After a stellar performance in 2020 which saw net asset value (NAV) grow by 106.5%, 2021 was more subdued by its own standards, up only 13.2%. This year the share price has come under severe pressure from rising inflation and the rising interest rate used in discounting long duration income flows on many of the growth stocks in its portfolio. Moderna, the manufacturer of Covid-19 vaccines and the largest holding in the portfolio at 8% is down nearly a third year to date, while Tencent, the Chinese e-commerce giant, at 4% of the portfolio is down nearly a fifth this year. Others in the top five holdings: ASML (-13%), Illumina (-9.6%), Tesla (-13%) and NVIDIA (-10.4%) have all been downgraded due to expectations of a steepening yield curve.

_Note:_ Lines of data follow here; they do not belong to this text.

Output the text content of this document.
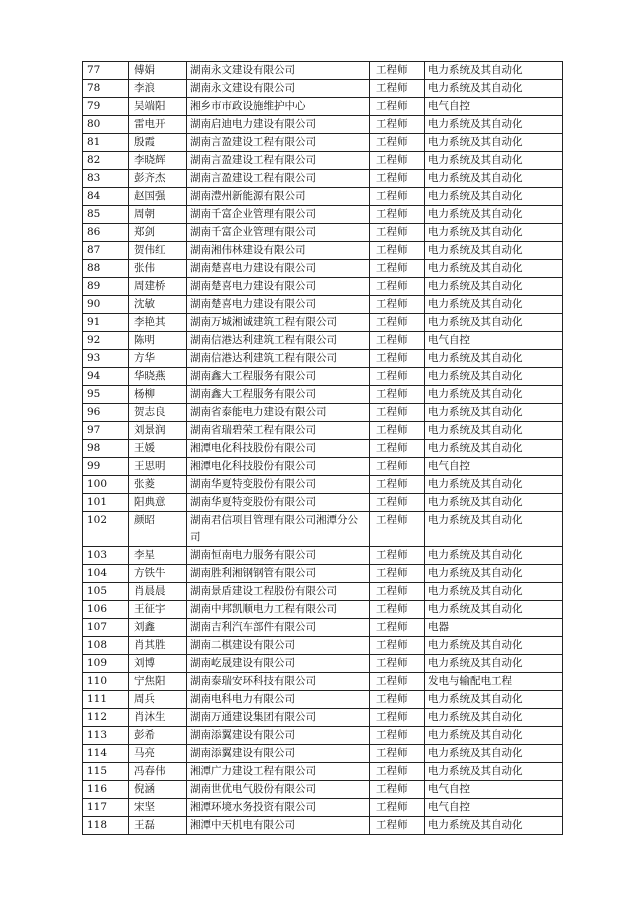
77	傅娟	湖南永文建设有限公司	工程师	电力系统及其自动化
78	李浪	湖南永文建设有限公司	工程师	电力系统及其自动化
79	吴端阳	湘乡市市政设施维护中心	工程师	电气自控
80	雷电开	湖南启迪电力建设有限公司	工程师	电力系统及其自动化
81	殷霞	湖南言盈建设工程有限公司	工程师	电力系统及其自动化
82	李晓辉	湖南言盈建设工程有限公司	工程师	电力系统及其自动化
83	彭齐杰	湖南言盈建设工程有限公司	工程师	电力系统及其自动化
84	赵国强	湖南澧州新能源有限公司	工程师	电力系统及其自动化
85	周朝	湖南千富企业管理有限公司	工程师	电力系统及其自动化
86	郑剑	湖南千富企业管理有限公司	工程师	电力系统及其自动化
87	贺伟红	湖南湘伟林建设有限公司	工程师	电力系统及其自动化
88	张伟	湖南楚喜电力建设有限公司	工程师	电力系统及其自动化
89	周建桥	湖南楚喜电力建设有限公司	工程师	电力系统及其自动化
90	沈敏	湖南楚喜电力建设有限公司	工程师	电力系统及其自动化
91	李艳其	湖南万城湘诚建筑工程有限公司	工程师	电力系统及其自动化
92	陈明	湖南信港达利建筑工程有限公司	工程师	电气自控
93	方华	湖南信港达利建筑工程有限公司	工程师	电力系统及其自动化
94	华晓燕	湖南鑫大工程服务有限公司	工程师	电力系统及其自动化
95	杨柳	湖南鑫大工程服务有限公司	工程师	电力系统及其自动化
96	贺志良	湖南省泰能电力建设有限公司	工程师	电力系统及其自动化
97	刘景润	湖南省瑞碧荣工程有限公司	工程师	电力系统及其自动化
98	王媛	湘潭电化科技股份有限公司	工程师	电力系统及其自动化
99	王思明	湘潭电化科技股份有限公司	工程师	电气自控
100	张菱	湖南华夏特变股份有限公司	工程师	电力系统及其自动化
101	阳典意	湖南华夏特变股份有限公司	工程师	电力系统及其自动化
102	颜昭	湖南君信项目管理有限公司湘潭分公司	工程师	电力系统及其自动化
103	李星	湖南恒南电力服务有限公司	工程师	电力系统及其自动化
104	方铁牛	湖南胜利湘钢钢管有限公司	工程师	电力系统及其自动化
105	肖晨晨	湖南景盾建设工程股份有限公司	工程师	电力系统及其自动化
106	王征宇	湖南中邦凯顺电力工程有限公司	工程师	电力系统及其自动化
107	刘鑫	湖南吉利汽车部件有限公司	工程师	电器
108	肖其胜	湖南二棋建设有限公司	工程师	电力系统及其自动化
109	刘博	湖南屹晟建设有限公司	工程师	电力系统及其自动化
110	宁焦阳	湖南泰瑞安环科技有限公司	工程师	发电与输配电工程
111	周兵	湖南电科电力有限公司	工程师	电力系统及其自动化
112	肖沐生	湖南万通建设集团有限公司	工程师	电力系统及其自动化
113	彭希	湖南添翼建设有限公司	工程师	电力系统及其自动化
114	马亮	湖南添翼建设有限公司	工程师	电力系统及其自动化
115	冯春伟	湘潭广力建设工程有限公司	工程师	电力系统及其自动化
116	倪涵	湖南世优电气股份有限公司	工程师	电气自控
117	宋坚	湘潭环境水务投资有限公司	工程师	电气自控
118	王磊	湘潭中天机电有限公司	工程师	电力系统及其自动化
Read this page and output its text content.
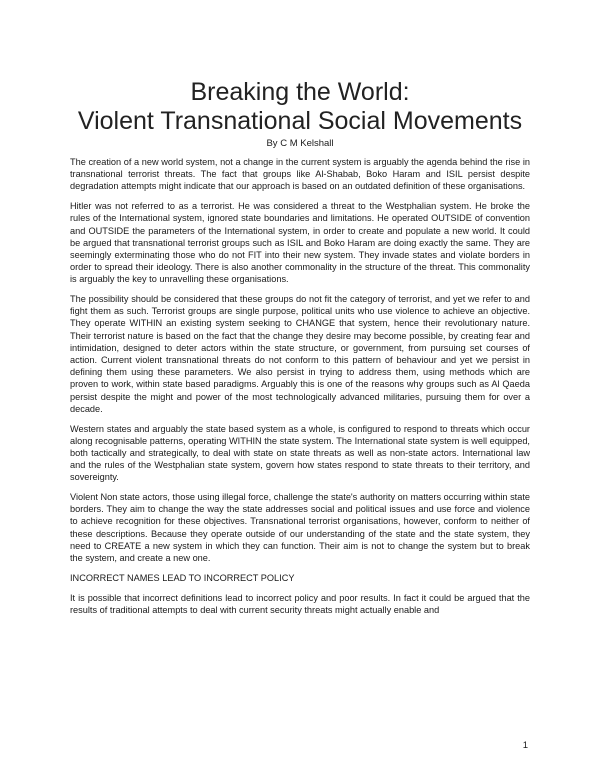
Breaking the World:
Violent Transnational Social Movements
By C M Kelshall

The creation of a new world system, not a change in the current system is arguably the agenda behind the rise in transnational terrorist threats. The fact that groups like Al-Shabab, Boko Haram and ISIL persist despite degradation attempts might indicate that our approach is based on an outdated definition of these organisations.

Hitler was not referred to as a terrorist. He was considered a threat to the Westphalian system. He broke the rules of the International system, ignored state boundaries and limitations. He operated OUTSIDE of convention and OUTSIDE the parameters of the International system, in order to create and populate a new world. It could be argued that transnational terrorist groups such as ISIL and Boko Haram are doing exactly the same. They are seemingly exterminating those who do not FIT into their new system. They invade states and violate borders in order to spread their ideology. There is also another commonality in the structure of the threat. This commonality is arguably the key to unravelling these organisations.

The possibility should be considered that these groups do not fit the category of terrorist, and yet we refer to and fight them as such. Terrorist groups are single purpose, political units who use violence to achieve an objective. They operate WITHIN an existing system seeking to CHANGE that system, hence their revolutionary nature. Their terrorist nature is based on the fact that the change they desire may become possible, by creating fear and intimidation, designed to deter actors within the state structure, or government, from pursuing set courses of action. Current violent transnational threats do not conform to this pattern of behaviour and yet we persist in defining them using these parameters. We also persist in trying to address them, using methods which are proven to work, within state based paradigms. Arguably this is one of the reasons why groups such as Al Qaeda persist despite the might and power of the most technologically advanced militaries, pursuing them for over a decade.

Western states and arguably the state based system as a whole, is configured to respond to threats which occur along recognisable patterns, operating WITHIN the state system. The International state system is well equipped, both tactically and strategically, to deal with state on state threats as well as non-state actors. International law and the rules of the Westphalian state system, govern how states respond to state threats to their territory, and sovereignty.

Violent Non state actors, those using illegal force, challenge the state's authority on matters occurring within state borders. They aim to change the way the state addresses social and political issues and use force and violence to achieve recognition for these objectives. Transnational terrorist organisations, however, conform to neither of these descriptions. Because they operate outside of our understanding of the state and the state system, they need to CREATE a new system in which they can function. Their aim is not to change the system but to break the system, and create a new one.

INCORRECT NAMES LEAD TO INCORRECT POLICY

It is possible that incorrect definitions lead to incorrect policy and poor results. In fact it could be argued that the results of traditional attempts to deal with current security threats might actually enable and

1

Is now the time to panic and if not now, then when? Geopolitical risk is at an all-time high, the US federal reserve has just hiked interest rates for the first time since 2018 and global inflation is running rampant while oil and gas prices have spike on supply fears. However, listening to manager, Tom Slater and deputy manager, Lawrence Burns discuss the current environment and the outlook for the portfolio in a recent investor presentation, you don’t get the sense that now is the time to panic, or indeed ever. Their strategy is long-term, and they have positioned the fund to participate in structural changes and technological advances in society. They have incredible deal flow built on decades of strong relationships and a reputation for stability and patience. Entrepreneurs are keeping companies private for longer and having early access to investment in these opportunities often leads to extraordinary returns.

As for its current top holding, asked if Moderna is a “one-trick-pony” with reference to the major windfall from the Covid19 vaccine, but recently downgraded as investors see the end of the pandemic and the Covid-19 vaccine franchise, Lawrence answered “Moderna is a one trick pony, but that one trick is a broad and important one and that trick is mRNA.” The biotechnology behind the Covid-19 vaccine is a powerful one with programmes to cure zika, HIV, cancer and a range of other ailments making the recent windfall unlikely to be a once-off.

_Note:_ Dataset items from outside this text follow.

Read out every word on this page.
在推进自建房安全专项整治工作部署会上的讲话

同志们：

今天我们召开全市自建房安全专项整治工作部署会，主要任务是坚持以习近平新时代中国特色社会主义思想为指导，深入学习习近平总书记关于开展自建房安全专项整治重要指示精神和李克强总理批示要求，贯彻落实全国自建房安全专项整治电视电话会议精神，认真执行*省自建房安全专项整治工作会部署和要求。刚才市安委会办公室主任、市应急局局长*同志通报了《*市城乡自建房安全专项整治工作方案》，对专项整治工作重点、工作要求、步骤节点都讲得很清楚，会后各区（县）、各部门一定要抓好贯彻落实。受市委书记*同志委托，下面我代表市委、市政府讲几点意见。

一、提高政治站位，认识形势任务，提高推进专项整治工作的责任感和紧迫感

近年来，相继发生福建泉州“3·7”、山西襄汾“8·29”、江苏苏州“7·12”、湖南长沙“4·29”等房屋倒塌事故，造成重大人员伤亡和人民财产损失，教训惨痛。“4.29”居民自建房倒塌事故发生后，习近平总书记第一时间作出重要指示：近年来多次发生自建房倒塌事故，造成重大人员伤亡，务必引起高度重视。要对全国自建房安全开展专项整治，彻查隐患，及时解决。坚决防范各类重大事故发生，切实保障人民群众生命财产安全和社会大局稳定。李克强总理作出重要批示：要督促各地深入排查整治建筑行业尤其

Regarding the tightening of regulation in the Chinese technology sector and its impact on Tencent, the team thinks that the Chinese government is ahead of the curve in terms of regulation and that democratic western nations will eventually implement similar regulatory changes. They believe that companies that “go with the grain of society” and who are aware of their broader impact on society will find it easier to prosper. In this regard, Chinese tech companies are further along the route of enlightenment.

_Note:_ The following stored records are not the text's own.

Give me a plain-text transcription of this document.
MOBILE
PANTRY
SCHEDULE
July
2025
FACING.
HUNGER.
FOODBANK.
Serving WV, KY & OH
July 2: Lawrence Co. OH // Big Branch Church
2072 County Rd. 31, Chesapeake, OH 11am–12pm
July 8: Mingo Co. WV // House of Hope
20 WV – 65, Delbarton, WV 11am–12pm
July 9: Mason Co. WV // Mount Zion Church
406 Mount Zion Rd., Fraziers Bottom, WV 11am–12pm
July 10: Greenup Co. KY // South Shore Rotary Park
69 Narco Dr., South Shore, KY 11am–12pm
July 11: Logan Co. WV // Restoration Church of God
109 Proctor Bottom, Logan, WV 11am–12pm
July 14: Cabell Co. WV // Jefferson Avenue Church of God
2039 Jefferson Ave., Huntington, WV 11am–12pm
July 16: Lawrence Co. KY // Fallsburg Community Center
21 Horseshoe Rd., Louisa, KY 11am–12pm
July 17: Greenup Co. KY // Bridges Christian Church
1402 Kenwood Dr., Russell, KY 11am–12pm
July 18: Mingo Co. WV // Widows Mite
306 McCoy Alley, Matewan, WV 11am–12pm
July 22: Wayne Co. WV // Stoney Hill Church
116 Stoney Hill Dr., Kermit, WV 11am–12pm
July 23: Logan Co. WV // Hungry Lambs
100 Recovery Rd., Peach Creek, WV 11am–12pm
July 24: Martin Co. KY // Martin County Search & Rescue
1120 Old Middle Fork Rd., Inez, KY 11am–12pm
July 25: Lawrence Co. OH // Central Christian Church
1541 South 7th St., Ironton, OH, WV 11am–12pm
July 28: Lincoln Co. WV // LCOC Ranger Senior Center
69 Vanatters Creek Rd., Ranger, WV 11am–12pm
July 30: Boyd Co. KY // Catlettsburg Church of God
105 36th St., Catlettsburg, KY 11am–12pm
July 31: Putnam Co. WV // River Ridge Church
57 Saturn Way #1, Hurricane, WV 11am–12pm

Lastly, Tom Slater does not agree that higher inflation and rising interest rates should lead to lower valuations on growth stocks. He cautions investors to also consider the impact of pricing power on some of these high growth companies as they become market leaders in their field. Therefore, with higher expected future inflation, one should also adjust the future cash flows that will yield a better current valuation. Looking past the current volatility, the fund has invested in some ground-breaking technology and the managers are excited by the intersection of computing power and biology calling the opportunity set “large and varied” They have 49 investments in private companies, and it is not difficult to imagine the next Amazon and Tesla coming from that pool.